When Does REM Sleep Occur?

Around 90 minutes after you first dozed off, your body will enter REM. This first period of REM sleep lasts approximately 10 minutes; then, each subsequent period becomes longer. Your final REM sleep period could last up to an hour. In general, you’ll have between three and five REM cycles each night. For adults, this equates to around 25% of your total sleep time. Babies, meanwhile, can spend 50% of the night in REM.

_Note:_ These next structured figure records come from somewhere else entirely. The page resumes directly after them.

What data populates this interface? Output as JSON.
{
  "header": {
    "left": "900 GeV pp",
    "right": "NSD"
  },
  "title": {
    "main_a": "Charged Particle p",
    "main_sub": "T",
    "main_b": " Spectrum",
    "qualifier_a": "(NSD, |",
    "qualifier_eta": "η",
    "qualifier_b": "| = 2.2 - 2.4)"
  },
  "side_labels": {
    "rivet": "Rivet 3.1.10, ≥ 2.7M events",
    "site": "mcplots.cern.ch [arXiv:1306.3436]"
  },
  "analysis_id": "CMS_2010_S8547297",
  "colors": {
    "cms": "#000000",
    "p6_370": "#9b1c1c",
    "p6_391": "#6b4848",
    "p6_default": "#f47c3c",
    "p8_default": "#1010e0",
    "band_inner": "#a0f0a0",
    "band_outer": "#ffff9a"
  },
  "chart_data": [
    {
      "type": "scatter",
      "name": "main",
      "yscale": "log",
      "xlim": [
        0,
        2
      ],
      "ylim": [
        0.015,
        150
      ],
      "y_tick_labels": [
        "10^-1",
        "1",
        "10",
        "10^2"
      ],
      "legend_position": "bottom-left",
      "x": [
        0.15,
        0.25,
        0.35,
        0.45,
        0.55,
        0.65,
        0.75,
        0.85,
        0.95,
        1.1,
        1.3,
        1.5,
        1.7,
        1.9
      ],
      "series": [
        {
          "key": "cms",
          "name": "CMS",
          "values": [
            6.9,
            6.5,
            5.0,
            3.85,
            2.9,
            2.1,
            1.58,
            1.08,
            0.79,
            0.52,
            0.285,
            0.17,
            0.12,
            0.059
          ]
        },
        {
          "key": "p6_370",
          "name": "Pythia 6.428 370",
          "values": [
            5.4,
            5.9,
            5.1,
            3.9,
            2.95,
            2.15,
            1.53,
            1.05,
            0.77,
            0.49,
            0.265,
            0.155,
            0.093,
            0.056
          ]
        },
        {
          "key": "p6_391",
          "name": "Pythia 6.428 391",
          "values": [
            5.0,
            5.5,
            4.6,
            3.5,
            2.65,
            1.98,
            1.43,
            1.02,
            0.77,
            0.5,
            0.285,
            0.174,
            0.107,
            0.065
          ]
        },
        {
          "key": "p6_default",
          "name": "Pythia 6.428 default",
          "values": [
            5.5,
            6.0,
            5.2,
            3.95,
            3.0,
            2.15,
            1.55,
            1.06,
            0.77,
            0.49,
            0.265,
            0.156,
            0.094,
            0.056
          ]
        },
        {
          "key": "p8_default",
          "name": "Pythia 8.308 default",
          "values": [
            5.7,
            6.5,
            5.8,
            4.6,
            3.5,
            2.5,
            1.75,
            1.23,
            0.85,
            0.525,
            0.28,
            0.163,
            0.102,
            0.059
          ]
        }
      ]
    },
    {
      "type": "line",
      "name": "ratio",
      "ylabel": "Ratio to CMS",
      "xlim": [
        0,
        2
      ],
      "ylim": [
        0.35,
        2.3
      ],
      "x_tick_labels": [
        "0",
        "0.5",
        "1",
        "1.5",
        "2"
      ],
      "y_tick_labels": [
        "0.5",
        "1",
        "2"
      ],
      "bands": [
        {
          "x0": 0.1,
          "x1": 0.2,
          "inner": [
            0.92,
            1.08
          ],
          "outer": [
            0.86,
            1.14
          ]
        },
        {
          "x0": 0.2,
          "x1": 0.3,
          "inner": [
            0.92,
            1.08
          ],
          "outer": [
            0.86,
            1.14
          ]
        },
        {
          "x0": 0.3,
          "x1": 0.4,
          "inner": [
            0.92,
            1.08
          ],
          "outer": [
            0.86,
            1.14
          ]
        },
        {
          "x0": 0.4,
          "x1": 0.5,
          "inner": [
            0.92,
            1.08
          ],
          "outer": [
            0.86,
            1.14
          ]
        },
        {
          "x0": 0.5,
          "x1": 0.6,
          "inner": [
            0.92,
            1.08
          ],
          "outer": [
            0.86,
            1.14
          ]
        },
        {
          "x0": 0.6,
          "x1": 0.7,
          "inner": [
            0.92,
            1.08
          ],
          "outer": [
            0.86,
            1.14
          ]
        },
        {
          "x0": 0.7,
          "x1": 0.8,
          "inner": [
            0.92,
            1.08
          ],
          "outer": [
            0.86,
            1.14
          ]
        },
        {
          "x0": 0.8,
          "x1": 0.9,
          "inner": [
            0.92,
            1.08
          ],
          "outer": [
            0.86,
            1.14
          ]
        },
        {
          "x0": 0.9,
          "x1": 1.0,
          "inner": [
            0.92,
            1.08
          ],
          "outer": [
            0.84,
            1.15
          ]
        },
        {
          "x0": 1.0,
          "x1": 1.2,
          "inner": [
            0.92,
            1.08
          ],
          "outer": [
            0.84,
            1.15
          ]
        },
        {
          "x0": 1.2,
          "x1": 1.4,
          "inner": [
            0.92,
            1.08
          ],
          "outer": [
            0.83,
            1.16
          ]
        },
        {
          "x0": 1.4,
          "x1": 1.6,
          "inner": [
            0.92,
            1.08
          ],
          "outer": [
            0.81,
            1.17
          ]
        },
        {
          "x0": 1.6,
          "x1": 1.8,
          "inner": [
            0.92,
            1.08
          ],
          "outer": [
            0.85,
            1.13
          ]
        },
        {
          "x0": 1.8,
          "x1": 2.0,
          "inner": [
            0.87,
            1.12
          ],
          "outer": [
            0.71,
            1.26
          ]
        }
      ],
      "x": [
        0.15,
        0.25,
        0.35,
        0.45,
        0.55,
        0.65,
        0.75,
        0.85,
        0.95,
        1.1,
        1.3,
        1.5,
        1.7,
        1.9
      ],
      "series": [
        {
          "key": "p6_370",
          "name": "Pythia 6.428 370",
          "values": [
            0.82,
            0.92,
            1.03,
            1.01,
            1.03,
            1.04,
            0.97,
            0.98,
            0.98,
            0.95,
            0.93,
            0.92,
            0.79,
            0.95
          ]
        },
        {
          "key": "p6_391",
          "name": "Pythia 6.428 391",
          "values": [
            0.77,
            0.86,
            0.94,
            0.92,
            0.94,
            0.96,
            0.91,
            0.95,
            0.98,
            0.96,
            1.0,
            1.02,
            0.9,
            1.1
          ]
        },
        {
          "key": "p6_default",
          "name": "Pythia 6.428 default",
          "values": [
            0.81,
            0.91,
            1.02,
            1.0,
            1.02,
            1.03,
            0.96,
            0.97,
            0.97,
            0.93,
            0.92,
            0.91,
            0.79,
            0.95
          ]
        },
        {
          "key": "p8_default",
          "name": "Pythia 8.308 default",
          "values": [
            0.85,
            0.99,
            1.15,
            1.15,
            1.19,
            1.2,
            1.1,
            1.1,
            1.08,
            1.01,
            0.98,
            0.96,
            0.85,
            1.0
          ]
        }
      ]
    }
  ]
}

Despite being in a deep sleep, your brain is actually at its most active during this time. Plenty is happening during REM sleep, and you’re at the point where your most vivid dreams will occur. It can be hard to wake up during this phase, but if you do, you’ll likely be confused for a few moments. You’ll have been so immersed in your dream world that suddenly transporting back to reality can be disorientating.

During this time, your heart rate goes up, and your internal body may appear very active. Fortunately, your legs will be temporarily paralysed to ensure you don’t start acting out your dreams. Towards the end of a healthy sleep cycle, you’ll begin to gently come out of REM and back into a light sleep before waking up.

Why is REM Sleep Important?

Sleep is an extraordinary and essential part of the day. There are three main reasons that scientists believe we need sleep. First, it’s a time when we consolidate information and strengthen memories. Second, it’s when the body repairs itself, which is why deep sleep is often prioritised after a period of sleep deprivation. Finally, it helps to conserve energy so that you have the boost you need to succeed during the day.

It seems that most of these benefits are derived during the REM stages of sleep. The more deeply you’re able to sleep during the night, the more you’ll receive the core benefits of sleep. It particularly seems to be the period when memories are sorted, helping your brain retain the information you learned during the day. That’s how REM sleep can make you smarter.

REM is also the period when dreams happen. The function of dreaming isn’t clear, but most agree that this mysterious quirk of being human is important for living a meaningful life. It seems that dreams help us process painful emotions and may play a role in creativity and problem-solving. The less you allow yourself to achieve REM sleep, the harder it will be to accrue these benefits.

How to Achieve Better REM Sleep

Now that you know what REM sleep is and why it’s so important, you’re probably wondering how to get more of it. This might seem difficult since you have no control over what’s happening when you’re asleep. However, there are plenty of habits you can form during the day which impacts the duration and quality of your REM sleep cycle.

One of the most significant factors is caffeine. We all know that drinking coffee and energy drinks before bedtime is a bad idea. It makes it harder to fall asleep, cutting down the number of hours you’re able to achieve. However, did you know that it doesn’t affect all sleep stages equally? No, it tends to cut into your REM sleep more than any other, leaving you with more hours of light sleep. Alcohol has the same effect.

Conversely, a hard workout seems to increase the amount of REM sleep you can achieve each night. Exercising before bed helps your body prioritise the deeper stages of sleep. However, remember to avoid rigorous exercise within the hour before bed since this can raise your energy levels and make it difficult to sleep.

When you don’t have time to hit the gym, you can consider using natural sleep aids like Neubria Drift. These induce a state of calm, helping you sleep more quickly, so you have ample time to go through all the necessary cycles of REM sleep.

So, what is REM sleep? It’s an incredible privilege that human beings are lucky to have access to. Of all the benefits we receive from sleeping, much occurs during the REM sleep stage. Therefore, it’s a good idea to try and spend more of your sleeping life in REM. To do this, consider cutting out caffeine and alcohol close to bedtime, working out more often, and taking natural supplements to increase the quantity and quality of your sleep.